Aspana Begum MP said: “I am very alarmed about the lack of process transparency regarding this contract– especially when there is currently lots of anxiety regarding the future of the NHS.
“Amidst the Government’s smoke and mirrors, this big business back door takeover has catastrophic implications for the future of General Practice.
“The toxic involvement of the profit extracting private sector in the NHS has led to the fragmentation of care to the detriment of patients – as clearly exposed by the covid-19 response outsourcing debacle.
“People want the NHS to be returned to the publicly funded, publicly provided, comprehensive health care service, available to all, free at the point of delivery, that we all have held so dear.”
2. The House of Commons Select Committee on Justice has launched a parliamentary inquiry into how the criminal law has been changed and applied during the pandemic.
Since the onset of the pandemic the government has created new criminal offences to ensure compliance with restrictions, such as the banning of groups of people meeting outside households.
Many of these offences empowered the police to issue Fixed Penalty Notices which, if not paid, could lead to a defendant risking criminal prosecution – and there have been mounting concerns over BAME people being issued disproportionately high numbers of these notices.
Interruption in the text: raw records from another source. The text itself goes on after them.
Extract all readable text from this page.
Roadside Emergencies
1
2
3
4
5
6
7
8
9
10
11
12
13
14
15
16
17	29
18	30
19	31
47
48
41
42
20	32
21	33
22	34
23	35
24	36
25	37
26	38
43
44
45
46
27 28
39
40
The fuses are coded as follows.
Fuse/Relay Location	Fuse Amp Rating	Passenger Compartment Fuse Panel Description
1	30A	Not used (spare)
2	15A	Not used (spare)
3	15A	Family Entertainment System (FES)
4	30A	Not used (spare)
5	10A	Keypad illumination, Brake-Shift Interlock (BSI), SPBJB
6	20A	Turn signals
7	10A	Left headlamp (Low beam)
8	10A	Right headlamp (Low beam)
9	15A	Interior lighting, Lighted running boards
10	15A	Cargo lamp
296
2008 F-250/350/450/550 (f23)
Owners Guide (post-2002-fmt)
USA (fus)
More recently, the government has changed the law to enable the ‘single justice procedure’ to be used to decide cases involving Covid-19 offences. The single justice procedure means cases can be dealt with directly by magistrates and, if the defendant pleads guilty, without the defendant even being present.
The committee will look at the process under which Covid-19 offences have been created, the use of Fixed Penalty Notices, and how these offences have been policed and prosecuted.
1. A new report from the Public Accounts Committee raises major concerns over the government’s handling of test and trace.
Pascale Robinson, campaigns officer at We Own, called the report a ‘damning indictment’ on the government’s handling of test and trace throughout the pandemic.
She added: “As the Public Accounts Committee rightly highlights, the government discarded the knowledge and experience in our public health teams and built a system reliant on private companies and consultants.
“This approach has been a disaster. The private sector has demonstrably failed to deliver an effective test and trace system, leaving the public unnecessarily exposed to coronavirus and putting countless lives needlessly at risk.
“The government must act on this immediately. It’s time to kick the private companies that have made a complete mess of the system out and put our local public health teams, NHS and primary care services in charge, so that the national system supports what works, and locally based test and trace links up with national best practice and data sharing. That’s the only way we’ll get the test and trace system we need to keep people safe.”